How to Accomplish Metadata-Driven EDM
Okay, so you agree to the premise that a metadata-driven enterprise data management approach is the right thing to do. Can you actually do it with existing tools? Probably not, unfortunately. Current metadata management tools are not able to effectively extract and couple all the metadata needed to produce a robust data lineage that must include identifying data stewards, transformation/integration rules, processes, metrics and security. Could you accomplish this with existing technology? Probably, but it would not be a trivial exercise.
What is the answer to this conundrum? There are many factors which will help you decide which route to take. First, is your organization managing its metadata at the enterprise level currently? If so, you are on the path to success with a metadata-driven EDM approach. If not, rally the troops and educate your organization and its management on the critical nature of metadata management. Sarbanes-Oxley (SOX) can be a good place to start! Management already understands the importance of Sarbanes-Oxley compliance. Metadata management can make gathering the legally required information for SOX a breeze.
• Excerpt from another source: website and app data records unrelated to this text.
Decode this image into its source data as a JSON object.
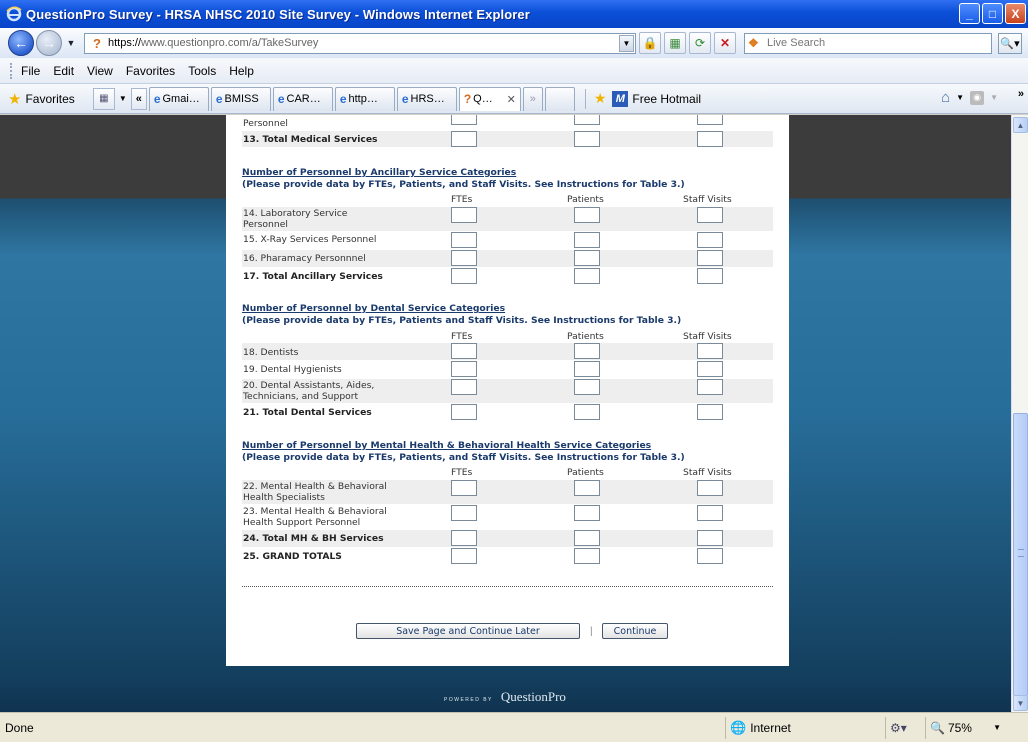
{
  "window": {
    "title": "QuestionPro Survey - HRSA NHSC 2010 Site Survey - Windows Internet Explorer",
    "controls": {
      "minimize": "_",
      "maximize": "□",
      "close": "X"
    }
  },
  "address": {
    "url_scheme": "https://",
    "url_host": "www.questionpro.com",
    "url_path": "/a/TakeSurvey",
    "search_placeholder": "Live Search"
  },
  "menu": {
    "items": [
      "File",
      "Edit",
      "View",
      "Favorites",
      "Tools",
      "Help"
    ]
  },
  "favorites": {
    "label": "Favorites",
    "tabs": [
      "Gmai…",
      "BMISS",
      "CAR…",
      "http…",
      "HRS…",
      "Q…"
    ],
    "hotmail": "Free Hotmail"
  },
  "survey": {
    "partial_row_label": "Personnel",
    "total_medical": "13. Total Medical Services",
    "columns": {
      "ftes": "FTEs",
      "patients": "Patients",
      "visits": "Staff Visits"
    },
    "sections": [
      {
        "title": "Number of Personnel by Ancillary Service Categories",
        "subtitle": "(Please provide data by FTEs, Patients, and Staff Visits. See Instructions for Table 3.)",
        "rows": [
          {
            "label": "14. Laboratory Service Personnel",
            "bold": false
          },
          {
            "label": "15. X-Ray Services Personnel",
            "bold": false
          },
          {
            "label": "16. Pharamacy Personnnel",
            "bold": false
          },
          {
            "label": "17. Total Ancillary Services",
            "bold": true
          }
        ]
      },
      {
        "title": "Number of Personnel by Dental Service Categories",
        "subtitle": "(Please provide data by FTEs, Patients and Staff Visits. See Instructions for Table 3.)",
        "rows": [
          {
            "label": "18. Dentists",
            "bold": false
          },
          {
            "label": "19. Dental Hygienists",
            "bold": false
          },
          {
            "label": "20. Dental Assistants, Aides, Technicians, and Support",
            "bold": false
          },
          {
            "label": "21. Total Dental Services",
            "bold": true
          }
        ]
      },
      {
        "title": "Number of Personnel by Mental Health & Behavioral Health Service Categories",
        "subtitle": "(Please provide data by FTEs, Patients, and Staff Visits. See Instructions for Table 3.)",
        "rows": [
          {
            "label": "22. Mental Health & Behavioral Health Specialists",
            "bold": false
          },
          {
            "label": "23. Mental Health & Behavioral Health Support Personnel",
            "bold": false
          },
          {
            "label": "24. Total MH & BH Services",
            "bold": true
          },
          {
            "label": "25. GRAND TOTALS",
            "bold": true
          }
        ]
      }
    ],
    "buttons": {
      "save": "Save Page and Continue Later",
      "continue": "Continue",
      "separator": "|"
    },
    "powered_small": "POWERED BY",
    "powered_brand": "QuestionPro"
  },
  "status": {
    "text": "Done",
    "zone": "Internet",
    "zoom": "75%"
  }
}
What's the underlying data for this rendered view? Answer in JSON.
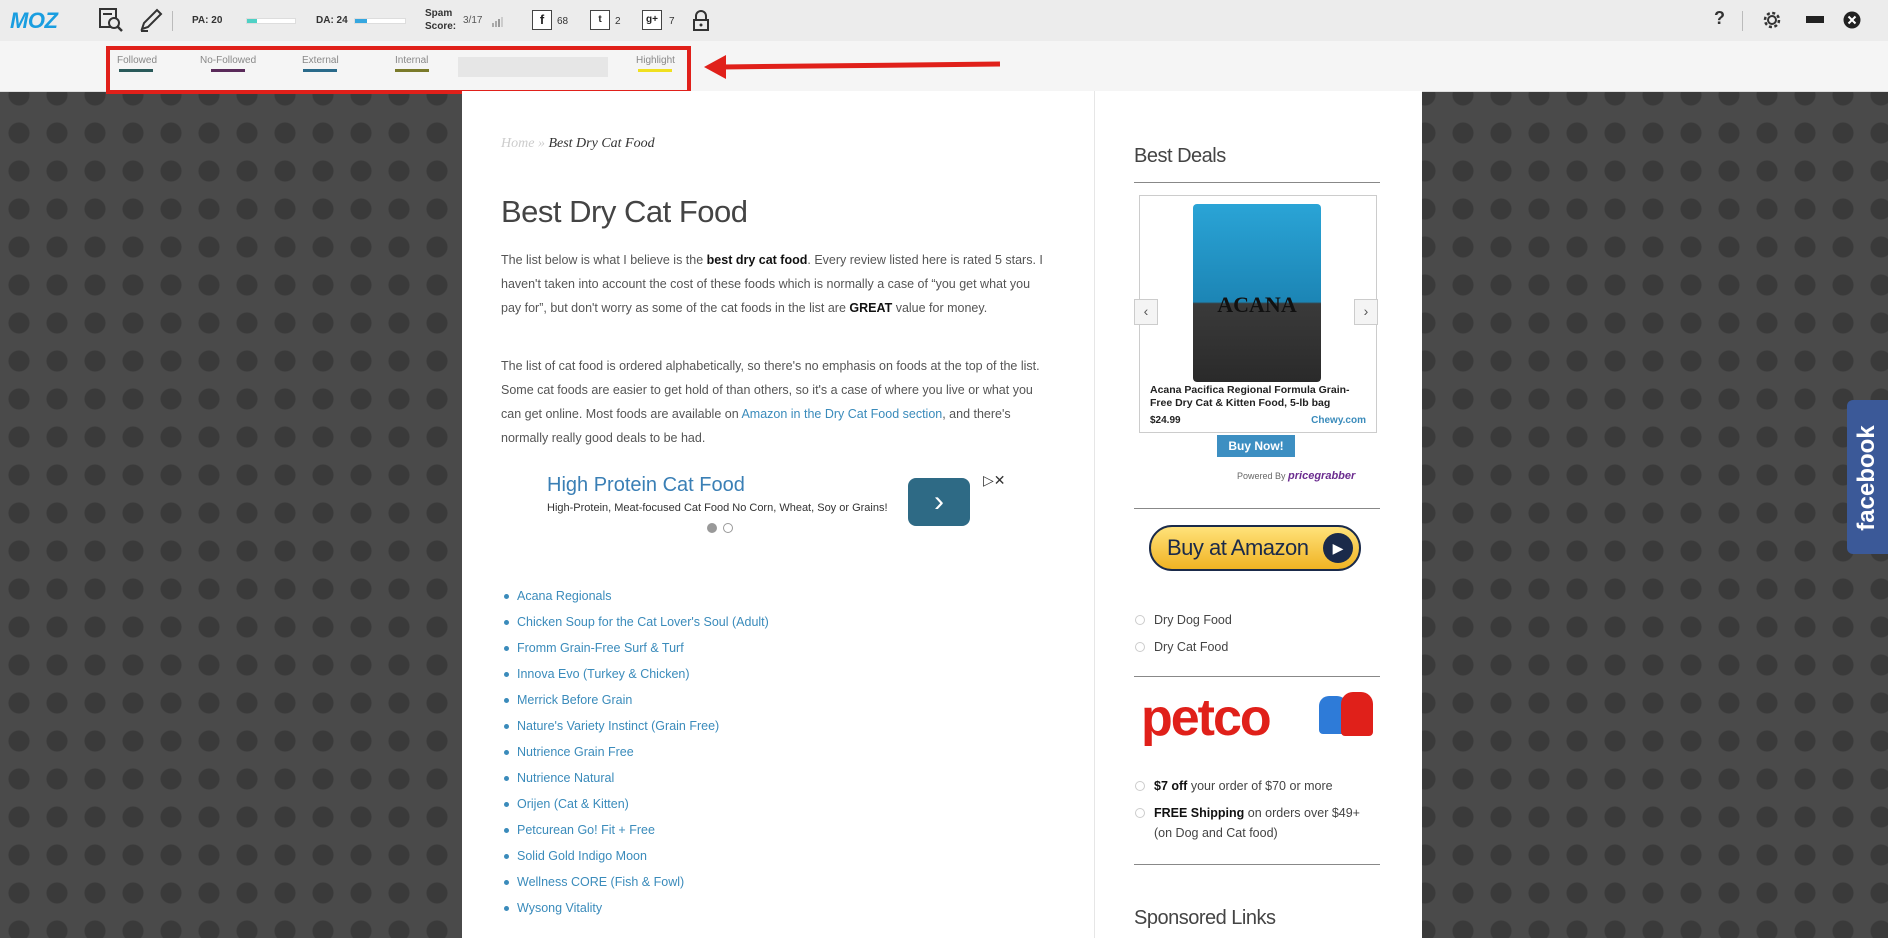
{
  "mozbar": {
    "logo": "MOZ",
    "pa_label": "PA: 20",
    "pa_fraction": 0.2,
    "da_label": "DA: 24",
    "da_fraction": 0.24,
    "spam_label_1": "Spam",
    "spam_label_2": "Score:",
    "spam_value": "3/17",
    "facebook_count": "68",
    "twitter_count": "2",
    "gplus_count": "7",
    "help_label": "?",
    "icons": [
      "page-analysis-icon",
      "highlighter-icon",
      "lock-icon",
      "gear-icon",
      "minimize-icon",
      "close-icon"
    ]
  },
  "legend": {
    "items": [
      {
        "label": "Followed",
        "color": "#2a5a5a"
      },
      {
        "label": "No-Followed",
        "color": "#5a2a5a"
      },
      {
        "label": "External",
        "color": "#2a6a8a"
      },
      {
        "label": "Internal",
        "color": "#7a7a2a"
      }
    ],
    "highlight_label": "Highlight",
    "highlight_color": "#f0e020"
  },
  "annotation": {
    "box_color": "#e0201a"
  },
  "page": {
    "breadcrumb_home": "Home",
    "breadcrumb_sep": "»",
    "breadcrumb_current": "Best Dry Cat Food",
    "title": "Best Dry Cat Food",
    "para1_a": "The list below is what I believe is the ",
    "para1_b": "best dry cat food",
    "para1_c": ". Every review listed here is rated 5 stars. I haven't taken into account the cost of these foods which is normally a case of “you get what you pay for”, but don't worry as some of the cat foods in the list are ",
    "para1_d": "GREAT",
    "para1_e": " value for money.",
    "para2_a": "The list of cat food is ordered alphabetically, so there's no emphasis on foods at the top of the list. Some cat foods are easier to get hold of than others, so it's a case of where you live or what you can get online. Most foods are available on ",
    "para2_link": "Amazon in the Dry Cat Food section",
    "para2_b": ", and there's normally really good deals to be had.",
    "ad_title": "High Protein Cat Food",
    "ad_sub": "High-Protein, Meat-focused Cat Food No Corn, Wheat, Soy or Grains!",
    "foods": [
      "Acana Regionals",
      "Chicken Soup for the Cat Lover's Soul (Adult)",
      "Fromm Grain-Free Surf & Turf",
      "Innova Evo (Turkey & Chicken)",
      "Merrick Before Grain",
      "Nature's Variety Instinct (Grain Free)",
      "Nutrience Grain Free",
      "Nutrience Natural",
      "Orijen (Cat & Kitten)",
      "Petcurean Go! Fit + Free",
      "Solid Gold Indigo Moon",
      "Wellness CORE (Fish & Fowl)",
      "Wysong Vitality"
    ]
  },
  "sidebar": {
    "best_deals": "Best Deals",
    "bag_name": "ACANA",
    "product_desc": "Acana Pacifica Regional Formula Grain-Free Dry Cat & Kitten Food, 5-lb bag",
    "price": "$24.99",
    "store": "Chewy.com",
    "buy_now": "Buy Now!",
    "powered_by": "Powered By",
    "pricegrabber": "pricegrabber",
    "amazon_button": "Buy at Amazon",
    "links": [
      "Dry Dog Food",
      "Dry Cat Food"
    ],
    "petco_logo": "petco",
    "deal1_bold": "$7 off",
    "deal1_rest": " your order of $70 or more",
    "deal2_bold": "FREE Shipping",
    "deal2_rest": " on orders over $49+ (on Dog and Cat food)",
    "sponsored": "Sponsored Links"
  },
  "facebook_tab": "facebook"
}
The first step in any data-related project – or any project actually – is requirements gathering. Really understand the metadata requirements for your organization. Can the metadata-driven approach satisfy most of these requirements? If so, you can make a business case to continue your quest. Create a metadata model to help you understand these requirements. In the future, this model may become the basis for extending your current MME.
For some organizations, a large data warehousing project provides a great place to start driving this approach. To successfully build and administer a data warehouse, metadata must be clearly understood and managed. On the sourcing end of the warehouse, metadata describes where the data is extracted, who owns it, what transformations and mappings must occur to get it into the warehouse plus any cleansing activities. Operational metadata is required to properly manage, distribute and secure the data in the data warehouse. Building or interfacing with the data delivery layer of a data warehouse can be enhanced by well-managed metadata. If you are extracting data from the warehouse into marts, use your MME to capture, track and report on the destination for each data element and what rules are applied. Operational metrics may also be part of your MME. Obviously, a great deal of metadata is created and should be managed within the data warehouse. Since a data warehouse project is an area that is fairly well understood, unlike some of our legacy OLTP systems, it is often a good starting point for a metadata-driven EDM approach.
Sound like a big job? It is. This is why we are all counting on the metadata repository vendors to continue expanding and enhancing their products in the years to come. An MME must provide a way to capture, associate, maintain, navigate and report on the most valuable asset in your organization – metadata.
In the final analysis, it is obvious that a metadata-driven EDM is the best way to care for your data, but few organizations are ready for the cultural and technical challenges it presents. By continuing to grow awareness of the essential value of enterprise data and metadata management, by urging software vendors to embrace this vision, and by continuing to support the principles, processes and practices of good data management, we lay the foundation for future realization of metadata-driven enterprise data management.